Machinery such as diesel engines and their fuel systems have numerous components to be assembled with important locational requirements. Some engines have electronically controlled fuel injection systems that include a solenoid valve threadably secured in a cartridge cavity of a body.
Such a valve is for controlling fuel flow between two lines of respective high and low pressure with diesel fuel pulses at pressures extending to high levels such as about 20,000 pounds per square inch. Sealing of the valve in the cartridge cavity is important to maintain the required pressure difference. When such a valve is closed, high pressure fluid will seek any available avenue of escape circumventing the blocked flow path through the valve, including between the valve and the cavity wall. Characteristically, the cartridge cavity has a high pressure port in its bottom surface and a low pressure port in its longitudinal surface which is generally cylindrical. Fluid communication between those ports should occur only through the valve.
The practice has been to process a metal (e.g., alloy steel), forged, body for housing such a valve in a sequence of steps including: machining, by milling, internal threads on the cavity wall for securing the valve while the body is in its soft condition before heat treatment; heat treating the body, with the threads, to a desired degree of hardness; and, after the heat treatment, machining a precise seal face at the bottom of the cavity. The valve is to be placed in position with the high and low pressure ports of the cavity communicating with ports in the valve itself. Then, external threads on the valve are secured to the internal threads of the cartridge cavity. The valve has a surface for fitting against the seal face of the cavity, normally with a metal seal gasket therebetween. However if the valve is tilted in the cartridge cavity, even by a few degrees, adequate sealing can be lost. Placing, and maintaining, the valve with its center line in precise perpendicular position in relation to the seal face in the cavity is what is intended.

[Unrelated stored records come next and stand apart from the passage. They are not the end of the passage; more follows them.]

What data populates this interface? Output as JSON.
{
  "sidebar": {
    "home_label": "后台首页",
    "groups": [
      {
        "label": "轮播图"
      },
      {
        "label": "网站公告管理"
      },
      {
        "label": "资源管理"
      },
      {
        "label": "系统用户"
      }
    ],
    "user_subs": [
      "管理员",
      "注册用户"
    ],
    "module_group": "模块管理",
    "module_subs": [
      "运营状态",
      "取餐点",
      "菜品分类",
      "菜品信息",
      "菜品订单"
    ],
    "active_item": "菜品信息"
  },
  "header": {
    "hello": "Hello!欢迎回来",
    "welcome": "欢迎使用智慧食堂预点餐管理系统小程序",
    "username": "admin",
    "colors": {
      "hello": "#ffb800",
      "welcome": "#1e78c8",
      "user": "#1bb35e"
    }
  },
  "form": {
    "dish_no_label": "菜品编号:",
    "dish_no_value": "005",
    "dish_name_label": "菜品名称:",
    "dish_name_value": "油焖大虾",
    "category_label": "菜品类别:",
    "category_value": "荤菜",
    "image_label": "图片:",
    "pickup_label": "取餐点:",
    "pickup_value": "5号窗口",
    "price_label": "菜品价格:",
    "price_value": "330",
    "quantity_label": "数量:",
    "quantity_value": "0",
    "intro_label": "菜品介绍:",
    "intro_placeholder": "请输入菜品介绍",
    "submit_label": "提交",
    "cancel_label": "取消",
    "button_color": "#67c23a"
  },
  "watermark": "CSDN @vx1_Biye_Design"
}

When threads are milled in steel before heat treatment, they can be formed quickly, economically and accurately by standard milling equipment. Subsequent heat treatment can, however, deform the threads to an extent that the alignment of the solenoid valve is thrown off of perpendicularity. Grinding or polishing the previously milled threads, after the heat treatment, may be needed to provide adequately aligned threads. On close inspection, the surfaces of the threads will show heat treat residue or scale and metal to metal galling.